Morelli, che era a capo della sezione della carboneria di Nola, decise di coinvolgere il proprio reggimento nella cospirazione e la notte tra il 1° e il 2 luglio 1820, la notte di San Teobaldo di Provins, patrono dei carbonari,  diede il via alla cospirazione con l’altro sottotenente Giuseppe Silvati disertando con circa 130 uomini e 20 ufficiali. .

Il 2 luglio, a Monteforte Irpino, località di  tradizione cospiratrice, Morelli fu accolto trionfalmente.
Il giorno seguente, Morelli, Silvati e Minichini fecero il loro ingresso ad Avellino dove proclamarono la costituzione sul modello spagnolo dopo avere rassicurato le autorità cittadine del fatto che non avevano alcuna intenzione di rovesciare la monarchia; il 5 luglio, Michele Morelli fece ingresso a Salerno, mentre la rivolta si espandeva a Napoli col generale Guglielmo Pepe. Il giorno seguente il re Ferdinando fu obbligato a concedere la costituzione; per festeggiare la vittoria giunsero a Napoli circa 20000 cospiratori tra i quali lo stesso Morelli alla testa del suo squadrone che nel frattempo era stato ribattezzato “Squadrone Sacro”.
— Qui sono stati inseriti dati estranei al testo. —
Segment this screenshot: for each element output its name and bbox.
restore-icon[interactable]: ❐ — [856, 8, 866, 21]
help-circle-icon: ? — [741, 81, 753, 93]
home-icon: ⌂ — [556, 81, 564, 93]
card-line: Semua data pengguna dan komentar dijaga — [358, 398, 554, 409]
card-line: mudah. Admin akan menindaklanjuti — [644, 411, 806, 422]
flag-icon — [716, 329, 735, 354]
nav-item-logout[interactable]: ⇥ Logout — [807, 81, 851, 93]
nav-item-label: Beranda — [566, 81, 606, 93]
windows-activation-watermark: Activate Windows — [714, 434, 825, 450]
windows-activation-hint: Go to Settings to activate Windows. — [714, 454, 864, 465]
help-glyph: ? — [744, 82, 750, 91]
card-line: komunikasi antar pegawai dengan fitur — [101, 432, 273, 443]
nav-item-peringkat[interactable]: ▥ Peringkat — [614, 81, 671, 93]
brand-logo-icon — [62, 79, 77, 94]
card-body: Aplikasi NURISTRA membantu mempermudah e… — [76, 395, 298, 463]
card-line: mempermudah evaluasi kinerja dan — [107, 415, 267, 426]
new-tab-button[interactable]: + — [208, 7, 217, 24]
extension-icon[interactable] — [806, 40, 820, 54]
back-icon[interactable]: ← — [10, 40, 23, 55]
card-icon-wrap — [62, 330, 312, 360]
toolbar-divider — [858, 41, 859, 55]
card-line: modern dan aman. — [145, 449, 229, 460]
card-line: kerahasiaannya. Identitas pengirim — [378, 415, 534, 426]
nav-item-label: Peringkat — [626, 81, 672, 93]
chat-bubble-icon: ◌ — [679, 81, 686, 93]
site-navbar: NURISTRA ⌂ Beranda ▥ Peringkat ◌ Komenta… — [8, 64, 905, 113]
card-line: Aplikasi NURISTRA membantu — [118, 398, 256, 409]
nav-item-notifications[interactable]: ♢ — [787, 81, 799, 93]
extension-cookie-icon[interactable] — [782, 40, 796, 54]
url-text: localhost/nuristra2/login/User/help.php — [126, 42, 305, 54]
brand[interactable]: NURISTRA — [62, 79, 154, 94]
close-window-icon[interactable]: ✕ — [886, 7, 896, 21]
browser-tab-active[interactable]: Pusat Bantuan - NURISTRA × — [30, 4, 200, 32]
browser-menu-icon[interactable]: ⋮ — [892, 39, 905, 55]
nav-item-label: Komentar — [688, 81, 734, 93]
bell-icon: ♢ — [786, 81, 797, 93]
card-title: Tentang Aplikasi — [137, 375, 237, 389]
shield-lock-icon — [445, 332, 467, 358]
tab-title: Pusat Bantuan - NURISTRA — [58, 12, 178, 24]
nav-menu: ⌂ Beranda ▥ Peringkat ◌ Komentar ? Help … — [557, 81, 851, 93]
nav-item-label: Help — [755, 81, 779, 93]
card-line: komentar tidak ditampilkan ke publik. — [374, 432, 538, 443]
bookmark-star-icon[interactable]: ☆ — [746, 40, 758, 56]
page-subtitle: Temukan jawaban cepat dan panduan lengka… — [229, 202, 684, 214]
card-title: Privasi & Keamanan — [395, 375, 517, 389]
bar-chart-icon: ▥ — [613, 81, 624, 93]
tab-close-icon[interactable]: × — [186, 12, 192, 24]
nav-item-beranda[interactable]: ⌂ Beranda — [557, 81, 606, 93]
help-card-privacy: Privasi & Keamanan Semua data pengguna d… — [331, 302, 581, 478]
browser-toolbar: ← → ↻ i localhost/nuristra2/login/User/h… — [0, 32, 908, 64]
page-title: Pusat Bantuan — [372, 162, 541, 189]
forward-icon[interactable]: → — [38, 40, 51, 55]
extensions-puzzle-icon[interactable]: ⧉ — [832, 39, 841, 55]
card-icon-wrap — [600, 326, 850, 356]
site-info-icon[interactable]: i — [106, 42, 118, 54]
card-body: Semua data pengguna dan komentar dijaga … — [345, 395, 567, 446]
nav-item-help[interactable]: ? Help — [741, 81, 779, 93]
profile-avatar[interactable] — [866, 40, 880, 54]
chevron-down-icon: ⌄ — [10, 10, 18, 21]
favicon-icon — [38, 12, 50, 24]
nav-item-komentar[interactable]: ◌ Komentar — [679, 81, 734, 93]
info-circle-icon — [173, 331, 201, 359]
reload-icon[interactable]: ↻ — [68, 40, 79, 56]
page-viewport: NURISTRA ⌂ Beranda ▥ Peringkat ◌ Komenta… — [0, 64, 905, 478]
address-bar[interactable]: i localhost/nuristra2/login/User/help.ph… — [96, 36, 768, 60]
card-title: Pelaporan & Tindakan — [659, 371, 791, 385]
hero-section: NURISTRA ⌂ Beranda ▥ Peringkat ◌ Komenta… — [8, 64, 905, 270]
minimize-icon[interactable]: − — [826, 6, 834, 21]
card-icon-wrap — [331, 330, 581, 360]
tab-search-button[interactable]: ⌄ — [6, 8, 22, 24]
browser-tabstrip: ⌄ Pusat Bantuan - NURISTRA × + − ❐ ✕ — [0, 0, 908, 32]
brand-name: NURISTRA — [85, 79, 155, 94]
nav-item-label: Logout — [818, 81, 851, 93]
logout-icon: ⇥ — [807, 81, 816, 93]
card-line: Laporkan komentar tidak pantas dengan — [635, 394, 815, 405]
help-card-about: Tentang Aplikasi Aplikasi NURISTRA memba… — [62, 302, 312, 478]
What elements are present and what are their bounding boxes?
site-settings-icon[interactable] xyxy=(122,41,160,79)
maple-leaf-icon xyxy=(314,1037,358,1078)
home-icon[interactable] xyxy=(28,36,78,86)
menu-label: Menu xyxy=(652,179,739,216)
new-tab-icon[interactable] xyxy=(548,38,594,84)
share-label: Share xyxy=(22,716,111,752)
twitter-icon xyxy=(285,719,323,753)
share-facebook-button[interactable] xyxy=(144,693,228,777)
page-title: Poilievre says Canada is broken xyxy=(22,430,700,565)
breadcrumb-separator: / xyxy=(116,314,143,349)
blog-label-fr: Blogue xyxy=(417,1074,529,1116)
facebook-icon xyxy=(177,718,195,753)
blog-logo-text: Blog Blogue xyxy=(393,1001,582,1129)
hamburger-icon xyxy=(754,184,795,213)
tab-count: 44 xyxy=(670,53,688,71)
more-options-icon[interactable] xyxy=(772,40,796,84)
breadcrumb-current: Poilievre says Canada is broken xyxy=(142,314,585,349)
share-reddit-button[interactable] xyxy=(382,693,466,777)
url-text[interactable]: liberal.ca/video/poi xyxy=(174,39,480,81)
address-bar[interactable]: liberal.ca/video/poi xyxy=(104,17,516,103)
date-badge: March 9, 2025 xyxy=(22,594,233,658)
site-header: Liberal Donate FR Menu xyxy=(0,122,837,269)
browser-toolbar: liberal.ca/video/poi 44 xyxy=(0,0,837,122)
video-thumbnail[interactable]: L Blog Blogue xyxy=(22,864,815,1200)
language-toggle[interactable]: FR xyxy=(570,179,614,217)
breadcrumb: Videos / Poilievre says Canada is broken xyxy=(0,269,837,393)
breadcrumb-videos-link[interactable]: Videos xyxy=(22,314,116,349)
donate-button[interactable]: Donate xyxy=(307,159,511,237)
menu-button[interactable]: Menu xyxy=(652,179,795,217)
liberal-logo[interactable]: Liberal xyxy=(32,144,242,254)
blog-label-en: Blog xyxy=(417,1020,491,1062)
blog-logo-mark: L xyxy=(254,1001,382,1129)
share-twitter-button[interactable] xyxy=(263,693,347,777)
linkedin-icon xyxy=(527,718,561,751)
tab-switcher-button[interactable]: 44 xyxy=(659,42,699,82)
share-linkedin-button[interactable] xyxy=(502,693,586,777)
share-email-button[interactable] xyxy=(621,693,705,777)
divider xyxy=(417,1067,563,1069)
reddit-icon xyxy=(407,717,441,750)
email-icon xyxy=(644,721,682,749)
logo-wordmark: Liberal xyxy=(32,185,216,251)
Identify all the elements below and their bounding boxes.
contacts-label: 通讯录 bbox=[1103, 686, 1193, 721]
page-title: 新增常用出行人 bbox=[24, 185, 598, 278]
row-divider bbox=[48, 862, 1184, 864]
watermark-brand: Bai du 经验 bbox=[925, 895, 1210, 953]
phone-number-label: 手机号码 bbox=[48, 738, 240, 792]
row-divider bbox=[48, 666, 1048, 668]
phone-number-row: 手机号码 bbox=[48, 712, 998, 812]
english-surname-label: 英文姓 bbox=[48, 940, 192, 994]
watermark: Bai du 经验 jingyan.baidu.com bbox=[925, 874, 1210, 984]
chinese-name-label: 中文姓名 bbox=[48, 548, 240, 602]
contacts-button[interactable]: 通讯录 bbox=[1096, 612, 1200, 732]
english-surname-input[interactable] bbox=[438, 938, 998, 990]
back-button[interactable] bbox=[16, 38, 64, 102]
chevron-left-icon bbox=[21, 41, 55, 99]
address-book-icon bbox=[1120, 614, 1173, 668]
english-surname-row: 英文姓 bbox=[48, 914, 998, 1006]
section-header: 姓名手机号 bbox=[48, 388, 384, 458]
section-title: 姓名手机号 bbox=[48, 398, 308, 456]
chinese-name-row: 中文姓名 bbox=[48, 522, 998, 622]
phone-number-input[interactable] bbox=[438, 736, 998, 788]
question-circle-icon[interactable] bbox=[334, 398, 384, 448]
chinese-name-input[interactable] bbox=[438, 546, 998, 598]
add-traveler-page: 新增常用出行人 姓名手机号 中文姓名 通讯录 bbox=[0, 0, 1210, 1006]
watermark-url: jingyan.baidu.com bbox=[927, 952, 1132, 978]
Morelli, soddisfatto di quell’impresa, decise di non partecipare ai moti rivoluzionari di Palermo il 20 luglio 1820.
Dopo pochi mesi, le potenze della Santa Alleanza, che si erano riorganizzate a Lubiana, decisero l’intervento armato contro i rivoluzionari che nel Regno delle Due Sicilie avevano proclamato la costituzione e il 7 marzo 1821 i 40.000 costituzionalisti di  Guglielmo Pepe furono sconfitti ad Antrodoco dalle truppe austriache. Il 24 marzo gli Austriaci entrano a Napoli senza incontrare resistenza e chiusero il neonato parlamento.

Dopo un paio di mesi, re Ferdinando revocò la costituzione e affidò al ministro di polizia il compito di catturare tutti i cospiratori. Morelli e Silvati dopo un peregrinare che li portò dalle coste dell’Albania alla Bosnia si divisero, e Morelli tornò in Italia. Derubato dai banditi tra le montagne d’Abruzzo,  Morelli, in cerca di aiuto incontrò dei gendarmi ai quali si arrese.
Fu portato in catene a Foggia e quindi a Napoli, dove l’11 agosto fu rinchiuso nel Forte dell’Ovo.
Durante la prigionia incontrò di nuovo Silvati, catturato come lui giorni prima.
Il processo che li vedeva sul banco degli imputati iniziò nel maggio 1822, presso la Gran Corte Speciale di Napoli nella Vicaria di Castel Capuano:  Morelli e Silvati furono accusati di “misfatto di cospirazione” e condannati a morte; furono impiccati il 12 settembre 1822.
Il corpo di Morelli, che aveva rifiutato i conforti religiosi, fu gettato in una fossa di calce viva.